Volkswagen chief says automaker will scale back
Volkswagen’s new chief executive warned Tuesday that the financial impact from the company’s emissions cheating scandal would be more damaging than previously acknowledged, saying the company would delay or cancel planned new investments and might have to cut jobs.
Volkswagen had already said that it would set aside $7.3 billion to cover the cost of bringing as many as 11 million affected vehicles into compliance with emissions standards.
“But that will not be enough,” Matthias Mueller, Volkswagen’s chief executive, told workers Tuesday at the company’s main factory in Wolfsburg, Germany.
Mueller said it was impossible to calculate the cost from penalties that Volkswagen was likely to face from governments, including that of the United States, or from lawsuits that are proliferating from unhappy customers and shareholders.
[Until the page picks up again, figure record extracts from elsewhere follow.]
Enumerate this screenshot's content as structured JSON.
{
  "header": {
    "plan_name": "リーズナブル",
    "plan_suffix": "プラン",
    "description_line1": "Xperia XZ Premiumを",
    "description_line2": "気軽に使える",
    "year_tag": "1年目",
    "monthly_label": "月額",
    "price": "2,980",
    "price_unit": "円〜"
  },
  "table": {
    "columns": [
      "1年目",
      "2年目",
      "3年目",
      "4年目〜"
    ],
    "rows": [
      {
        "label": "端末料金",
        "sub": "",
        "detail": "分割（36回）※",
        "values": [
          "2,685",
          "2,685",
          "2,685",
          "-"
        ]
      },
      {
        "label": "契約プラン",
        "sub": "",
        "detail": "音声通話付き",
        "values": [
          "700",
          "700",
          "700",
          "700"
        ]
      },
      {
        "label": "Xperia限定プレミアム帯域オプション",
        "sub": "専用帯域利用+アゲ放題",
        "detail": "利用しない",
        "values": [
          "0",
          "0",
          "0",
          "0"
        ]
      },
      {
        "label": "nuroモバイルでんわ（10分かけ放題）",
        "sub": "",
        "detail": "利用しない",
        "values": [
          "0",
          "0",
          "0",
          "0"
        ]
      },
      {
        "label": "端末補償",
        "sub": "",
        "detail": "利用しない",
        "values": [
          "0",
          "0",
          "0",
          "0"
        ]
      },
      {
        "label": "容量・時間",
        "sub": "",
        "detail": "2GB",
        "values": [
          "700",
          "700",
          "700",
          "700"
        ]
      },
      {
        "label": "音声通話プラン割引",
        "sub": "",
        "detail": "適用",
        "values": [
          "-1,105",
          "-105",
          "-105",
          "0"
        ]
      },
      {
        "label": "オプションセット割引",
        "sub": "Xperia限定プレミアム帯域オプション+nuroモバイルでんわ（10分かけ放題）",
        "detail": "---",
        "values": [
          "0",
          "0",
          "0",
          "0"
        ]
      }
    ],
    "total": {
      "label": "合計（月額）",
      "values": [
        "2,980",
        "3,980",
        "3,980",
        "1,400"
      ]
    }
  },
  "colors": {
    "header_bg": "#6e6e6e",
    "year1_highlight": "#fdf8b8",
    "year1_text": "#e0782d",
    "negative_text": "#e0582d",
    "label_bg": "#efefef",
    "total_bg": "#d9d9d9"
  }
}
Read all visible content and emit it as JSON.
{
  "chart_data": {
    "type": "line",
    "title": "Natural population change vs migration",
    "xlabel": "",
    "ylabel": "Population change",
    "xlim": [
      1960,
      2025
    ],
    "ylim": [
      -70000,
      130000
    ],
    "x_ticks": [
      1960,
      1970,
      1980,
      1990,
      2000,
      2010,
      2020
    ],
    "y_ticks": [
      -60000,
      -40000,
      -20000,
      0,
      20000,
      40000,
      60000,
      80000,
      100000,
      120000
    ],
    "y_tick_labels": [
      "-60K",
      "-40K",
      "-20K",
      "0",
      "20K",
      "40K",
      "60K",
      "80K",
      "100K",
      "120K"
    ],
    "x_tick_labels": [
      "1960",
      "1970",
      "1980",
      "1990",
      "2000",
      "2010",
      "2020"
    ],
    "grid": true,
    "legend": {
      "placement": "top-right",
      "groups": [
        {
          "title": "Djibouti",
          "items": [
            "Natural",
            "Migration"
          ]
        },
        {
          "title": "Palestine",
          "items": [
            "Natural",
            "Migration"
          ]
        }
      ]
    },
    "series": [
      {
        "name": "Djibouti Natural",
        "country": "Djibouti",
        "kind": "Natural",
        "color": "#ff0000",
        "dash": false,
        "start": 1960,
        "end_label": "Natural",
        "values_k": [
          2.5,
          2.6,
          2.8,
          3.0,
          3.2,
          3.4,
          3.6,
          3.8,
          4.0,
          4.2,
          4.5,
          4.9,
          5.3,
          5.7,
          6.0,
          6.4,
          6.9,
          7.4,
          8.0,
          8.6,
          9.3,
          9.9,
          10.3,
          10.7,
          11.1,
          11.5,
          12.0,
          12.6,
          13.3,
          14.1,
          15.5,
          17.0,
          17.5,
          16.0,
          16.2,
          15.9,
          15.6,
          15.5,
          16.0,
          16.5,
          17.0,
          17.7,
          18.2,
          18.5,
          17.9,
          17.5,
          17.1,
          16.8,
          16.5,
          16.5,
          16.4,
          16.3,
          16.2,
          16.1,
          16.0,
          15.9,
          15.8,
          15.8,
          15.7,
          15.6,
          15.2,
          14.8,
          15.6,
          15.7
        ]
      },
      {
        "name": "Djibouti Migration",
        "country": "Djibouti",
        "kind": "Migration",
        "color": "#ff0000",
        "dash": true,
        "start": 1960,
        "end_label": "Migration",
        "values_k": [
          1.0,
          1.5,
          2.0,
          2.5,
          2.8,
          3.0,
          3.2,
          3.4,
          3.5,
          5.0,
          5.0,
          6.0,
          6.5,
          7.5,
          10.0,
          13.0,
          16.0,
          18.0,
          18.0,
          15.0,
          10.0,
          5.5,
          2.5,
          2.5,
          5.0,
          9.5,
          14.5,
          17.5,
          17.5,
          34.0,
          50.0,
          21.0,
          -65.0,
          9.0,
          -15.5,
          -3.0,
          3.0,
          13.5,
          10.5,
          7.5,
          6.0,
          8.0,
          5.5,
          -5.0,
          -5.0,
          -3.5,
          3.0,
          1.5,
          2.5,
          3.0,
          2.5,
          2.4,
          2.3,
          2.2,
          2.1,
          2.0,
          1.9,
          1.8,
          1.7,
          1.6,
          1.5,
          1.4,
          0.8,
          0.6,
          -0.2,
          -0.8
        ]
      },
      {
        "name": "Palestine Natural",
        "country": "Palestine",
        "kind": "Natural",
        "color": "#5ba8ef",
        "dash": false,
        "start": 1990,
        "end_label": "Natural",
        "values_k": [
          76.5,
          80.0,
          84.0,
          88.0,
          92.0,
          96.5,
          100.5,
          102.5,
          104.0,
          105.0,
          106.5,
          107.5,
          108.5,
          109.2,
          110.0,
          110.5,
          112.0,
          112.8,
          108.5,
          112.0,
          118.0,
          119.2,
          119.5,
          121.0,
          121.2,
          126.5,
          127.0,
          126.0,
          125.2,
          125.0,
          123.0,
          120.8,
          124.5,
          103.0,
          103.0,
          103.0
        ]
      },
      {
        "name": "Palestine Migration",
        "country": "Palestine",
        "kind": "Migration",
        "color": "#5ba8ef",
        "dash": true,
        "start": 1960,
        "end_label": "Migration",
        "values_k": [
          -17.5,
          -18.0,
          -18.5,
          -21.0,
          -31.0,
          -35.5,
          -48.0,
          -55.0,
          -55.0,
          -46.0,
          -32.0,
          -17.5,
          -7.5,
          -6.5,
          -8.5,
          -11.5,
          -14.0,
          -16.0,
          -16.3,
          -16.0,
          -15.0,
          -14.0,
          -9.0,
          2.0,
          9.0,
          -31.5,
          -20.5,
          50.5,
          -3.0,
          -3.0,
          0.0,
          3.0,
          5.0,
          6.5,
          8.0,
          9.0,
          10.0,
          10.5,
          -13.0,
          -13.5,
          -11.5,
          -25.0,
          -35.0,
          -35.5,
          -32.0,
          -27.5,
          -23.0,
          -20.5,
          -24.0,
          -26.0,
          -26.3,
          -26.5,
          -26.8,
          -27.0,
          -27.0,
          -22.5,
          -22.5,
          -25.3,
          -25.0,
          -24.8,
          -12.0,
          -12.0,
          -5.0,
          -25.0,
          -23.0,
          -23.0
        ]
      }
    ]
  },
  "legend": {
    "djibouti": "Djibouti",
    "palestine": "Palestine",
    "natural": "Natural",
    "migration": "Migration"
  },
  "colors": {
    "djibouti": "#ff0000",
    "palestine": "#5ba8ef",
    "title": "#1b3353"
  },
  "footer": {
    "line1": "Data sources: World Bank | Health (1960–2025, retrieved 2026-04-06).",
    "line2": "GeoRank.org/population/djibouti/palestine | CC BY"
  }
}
For now, the company will delay or cancel new projects that are not considered essential, he said, according to a text of his remarks.
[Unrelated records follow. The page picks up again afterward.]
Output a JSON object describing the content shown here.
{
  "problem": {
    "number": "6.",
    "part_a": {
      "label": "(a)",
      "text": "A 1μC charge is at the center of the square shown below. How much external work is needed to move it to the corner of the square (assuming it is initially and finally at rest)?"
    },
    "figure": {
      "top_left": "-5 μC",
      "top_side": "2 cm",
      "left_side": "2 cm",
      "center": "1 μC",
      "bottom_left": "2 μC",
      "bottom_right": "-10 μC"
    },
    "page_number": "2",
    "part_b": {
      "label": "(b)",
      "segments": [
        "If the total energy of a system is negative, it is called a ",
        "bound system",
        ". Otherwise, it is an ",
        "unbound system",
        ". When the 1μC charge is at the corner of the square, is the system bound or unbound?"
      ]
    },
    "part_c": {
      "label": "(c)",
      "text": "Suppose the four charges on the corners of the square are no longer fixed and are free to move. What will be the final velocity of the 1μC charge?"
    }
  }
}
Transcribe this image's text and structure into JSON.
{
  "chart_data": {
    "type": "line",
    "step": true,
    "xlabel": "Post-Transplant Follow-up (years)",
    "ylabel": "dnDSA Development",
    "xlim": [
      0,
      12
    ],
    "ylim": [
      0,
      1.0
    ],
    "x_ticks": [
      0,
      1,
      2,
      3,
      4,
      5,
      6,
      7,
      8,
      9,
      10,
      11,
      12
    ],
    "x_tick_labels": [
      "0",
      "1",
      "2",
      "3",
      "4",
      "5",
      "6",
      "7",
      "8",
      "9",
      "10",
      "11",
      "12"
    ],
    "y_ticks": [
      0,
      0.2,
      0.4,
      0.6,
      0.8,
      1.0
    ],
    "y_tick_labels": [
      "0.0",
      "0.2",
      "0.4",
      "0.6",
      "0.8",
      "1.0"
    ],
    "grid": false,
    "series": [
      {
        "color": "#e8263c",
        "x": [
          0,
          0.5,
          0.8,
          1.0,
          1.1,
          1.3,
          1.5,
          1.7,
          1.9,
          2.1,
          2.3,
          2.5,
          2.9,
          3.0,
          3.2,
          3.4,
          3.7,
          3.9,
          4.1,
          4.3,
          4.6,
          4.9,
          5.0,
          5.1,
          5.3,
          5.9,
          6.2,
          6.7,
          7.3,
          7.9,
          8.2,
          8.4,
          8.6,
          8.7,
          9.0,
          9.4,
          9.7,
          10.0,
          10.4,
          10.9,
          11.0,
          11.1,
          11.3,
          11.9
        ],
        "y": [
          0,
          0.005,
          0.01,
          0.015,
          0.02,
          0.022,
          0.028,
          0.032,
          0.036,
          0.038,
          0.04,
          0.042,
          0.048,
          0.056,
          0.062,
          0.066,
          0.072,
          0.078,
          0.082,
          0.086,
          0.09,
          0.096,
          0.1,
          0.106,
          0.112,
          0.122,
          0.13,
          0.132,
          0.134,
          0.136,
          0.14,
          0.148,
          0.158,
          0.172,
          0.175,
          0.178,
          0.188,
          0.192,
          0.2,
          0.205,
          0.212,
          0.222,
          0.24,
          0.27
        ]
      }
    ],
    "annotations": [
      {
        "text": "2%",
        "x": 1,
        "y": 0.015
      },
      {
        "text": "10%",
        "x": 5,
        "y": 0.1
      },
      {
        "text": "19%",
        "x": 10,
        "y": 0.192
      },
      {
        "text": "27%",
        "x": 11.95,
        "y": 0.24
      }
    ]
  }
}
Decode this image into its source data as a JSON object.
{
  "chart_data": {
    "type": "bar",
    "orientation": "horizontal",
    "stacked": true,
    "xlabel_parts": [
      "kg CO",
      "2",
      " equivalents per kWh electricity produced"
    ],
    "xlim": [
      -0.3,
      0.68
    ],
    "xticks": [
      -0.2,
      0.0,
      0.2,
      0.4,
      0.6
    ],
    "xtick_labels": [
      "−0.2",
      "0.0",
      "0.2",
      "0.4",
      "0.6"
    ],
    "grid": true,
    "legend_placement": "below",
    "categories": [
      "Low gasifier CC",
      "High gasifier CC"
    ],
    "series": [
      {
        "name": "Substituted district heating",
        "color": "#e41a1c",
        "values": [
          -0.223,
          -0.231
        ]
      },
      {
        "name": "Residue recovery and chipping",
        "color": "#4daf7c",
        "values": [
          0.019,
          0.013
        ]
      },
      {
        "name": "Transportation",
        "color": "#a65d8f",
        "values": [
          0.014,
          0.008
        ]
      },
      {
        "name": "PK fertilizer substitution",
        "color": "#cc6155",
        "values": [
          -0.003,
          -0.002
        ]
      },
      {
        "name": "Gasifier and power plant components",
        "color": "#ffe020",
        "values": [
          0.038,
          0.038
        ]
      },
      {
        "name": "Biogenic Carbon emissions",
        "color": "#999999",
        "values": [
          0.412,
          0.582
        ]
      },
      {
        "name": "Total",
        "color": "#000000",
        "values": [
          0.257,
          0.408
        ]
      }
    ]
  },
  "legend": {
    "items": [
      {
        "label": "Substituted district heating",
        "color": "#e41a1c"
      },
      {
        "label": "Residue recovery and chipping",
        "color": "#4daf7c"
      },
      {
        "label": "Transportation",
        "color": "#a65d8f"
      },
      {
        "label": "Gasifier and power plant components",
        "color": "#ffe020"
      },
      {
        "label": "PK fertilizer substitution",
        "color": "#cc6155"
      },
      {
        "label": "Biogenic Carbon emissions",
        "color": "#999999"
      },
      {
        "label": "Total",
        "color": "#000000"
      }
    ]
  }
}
Mueller, who was appointed chief executive last month after his predecessor, Martin Winterkorn, resigned, also did not rule out job cuts stemming from the damage that Volkswagen has suffered financially and to its reputation after revelations that 11 million diesel cars, most in Europe and the United States, had software intended to fool emissions tests.
The company will do everything it can to preserve jobs, Mueller said, but he added: “All of this will not be painless.”
Mueller said a substantial number of high-ranking managers had been suspended in connection with what he promised would be a ruthless inquiry into who was responsible for the scandal.
He did not give the names of those executives suspended, but three of them — whose suspensions had been previously disclosed — are people associated with the development and deployment of the engines with the software.
Meanwhile, the House Energy and Commerce Committee will hold a hearing Thursday in Washington, seeking further details on how and why the German-based automaker cheated on U.S. and California emissions tests.